After simmering on and off last year, the immigration debate has erupted into full boil on Capitol Hill.
Ten years ago, Congress took action to stem illegal immigration, approving sanctions on employers who hire illegal aliens. In 1990, it adjusted rules for legal immigration. Now both chambers are waist deep in controversial bills to cut back on both forms of immigration.The House begins debate Wednesday on a massive immigration bill. The Senate Judiciary Committee is midway through a markup of parallel legislation, with floor action set for April.
All this effort is expected to culminate in some new immigration restrictions that will be signed into law this year. But the conflicts and developments thus far, including sharp divisions among Republicans on whether to curb legal immigration, suggest that the final product may be less sweeping than the initial proposals in either chamber.
Immigration presents political opportunity but also great challenges for GOP congressional leaders.
It's an issue of intense concern to many Americans, especially in some key election states with huge immigrant populations, such as California and Florida.
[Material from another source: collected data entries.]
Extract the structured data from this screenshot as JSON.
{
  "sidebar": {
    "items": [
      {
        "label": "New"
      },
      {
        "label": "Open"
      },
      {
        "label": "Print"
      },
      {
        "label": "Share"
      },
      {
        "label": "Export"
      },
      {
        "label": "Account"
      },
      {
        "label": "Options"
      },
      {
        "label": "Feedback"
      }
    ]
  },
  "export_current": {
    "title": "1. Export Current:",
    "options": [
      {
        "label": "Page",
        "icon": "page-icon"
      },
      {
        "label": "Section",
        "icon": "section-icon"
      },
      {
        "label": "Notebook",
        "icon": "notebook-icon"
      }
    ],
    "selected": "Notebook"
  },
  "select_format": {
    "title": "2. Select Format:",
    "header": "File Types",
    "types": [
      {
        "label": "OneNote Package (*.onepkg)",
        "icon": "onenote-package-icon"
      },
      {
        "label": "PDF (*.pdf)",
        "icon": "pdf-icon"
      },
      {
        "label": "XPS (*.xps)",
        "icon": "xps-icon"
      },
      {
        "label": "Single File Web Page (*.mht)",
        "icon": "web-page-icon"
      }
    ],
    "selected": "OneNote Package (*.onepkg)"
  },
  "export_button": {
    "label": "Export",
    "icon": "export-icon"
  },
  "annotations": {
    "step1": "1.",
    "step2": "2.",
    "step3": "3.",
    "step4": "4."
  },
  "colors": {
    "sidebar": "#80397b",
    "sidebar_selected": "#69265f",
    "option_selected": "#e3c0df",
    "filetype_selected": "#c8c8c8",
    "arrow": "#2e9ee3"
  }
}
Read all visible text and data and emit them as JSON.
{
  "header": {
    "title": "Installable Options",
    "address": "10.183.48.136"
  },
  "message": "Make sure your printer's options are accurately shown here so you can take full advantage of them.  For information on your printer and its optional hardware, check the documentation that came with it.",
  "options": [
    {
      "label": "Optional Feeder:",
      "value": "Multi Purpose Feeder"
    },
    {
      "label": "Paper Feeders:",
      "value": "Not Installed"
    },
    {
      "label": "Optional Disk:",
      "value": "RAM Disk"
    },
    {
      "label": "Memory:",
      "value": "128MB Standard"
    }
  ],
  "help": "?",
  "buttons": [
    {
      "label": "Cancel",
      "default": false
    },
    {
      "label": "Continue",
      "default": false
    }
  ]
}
Yet business groups - a key GOP constituency - oppose new curbs on legal immigration of foreign workers, insisting they can't find enough qualified Americans to fill many jobs, especially in high-tech industries. Supporters of the restrictions say companies are merely trying to cut costs by replacing American workers with foreigners willing to work for less.
The tension was seen in the Senate Judiciary Committee, where six of the panel's 10 Republicans voted March 14 to divide a GOP-sponsored immigration proposal into separate bills on illegal and legal immigration. The House will take a similar vote this week on whether to split its immigration bill.
Dividing the issues would reduce the prospects for significant cuts in legal immigration, which suits many members just fine.
"We will not allow unhappiness with illegal immigration to cause us to make imprudent changes in legal immigration laws," said Sen. Spencer Abraham, R-Mich., who led the committee effort to divide the Senate bills.
Democrats are also divided on whether to cut legal immigration. But they'll have relatively little say in the matter.
Polls have long showed a majority of Americans favor a reduction in immigration, and the politicians are mindful of the cheers that Republican presidential candidate Patrick Buchanan drew with his calls for a moratorium on legal immigration.
Both an influential bipartisan commission on immigration and the Clinton administration have recommended some reductions in legal immigration.
But business organizations opposed to limits on importing foreign workers have aligned with an array of ethnic, religious and pro-family groups that object to proposed cuts in family reunification visas and a possible cap on refugee admissions. These groups say that there's no proof that legal immigration is overburdening the country and that cuts could actually harm economic growth by depriving the country of energetic new workers and those with special skills.
Republicans already have moved to accommodate the concerns of business groups, their traditional political allies, regarding access to skilled workers. But that strategy could get them into some trouble as Democrats push the issue of protecting the U.S. work force.
Curbing illegal immigration is a more popular objective, but even that issue presents difficult tests of will.
For instance, most immigration experts say government cannot keep out illegal immigrants without a more effective method of keeping them from holding jobs. Yet lawmakers and lobbyists objected vehemently to a proposed worker verification system, and many seem unwilling to bear the political or financial costs of doing more in this area.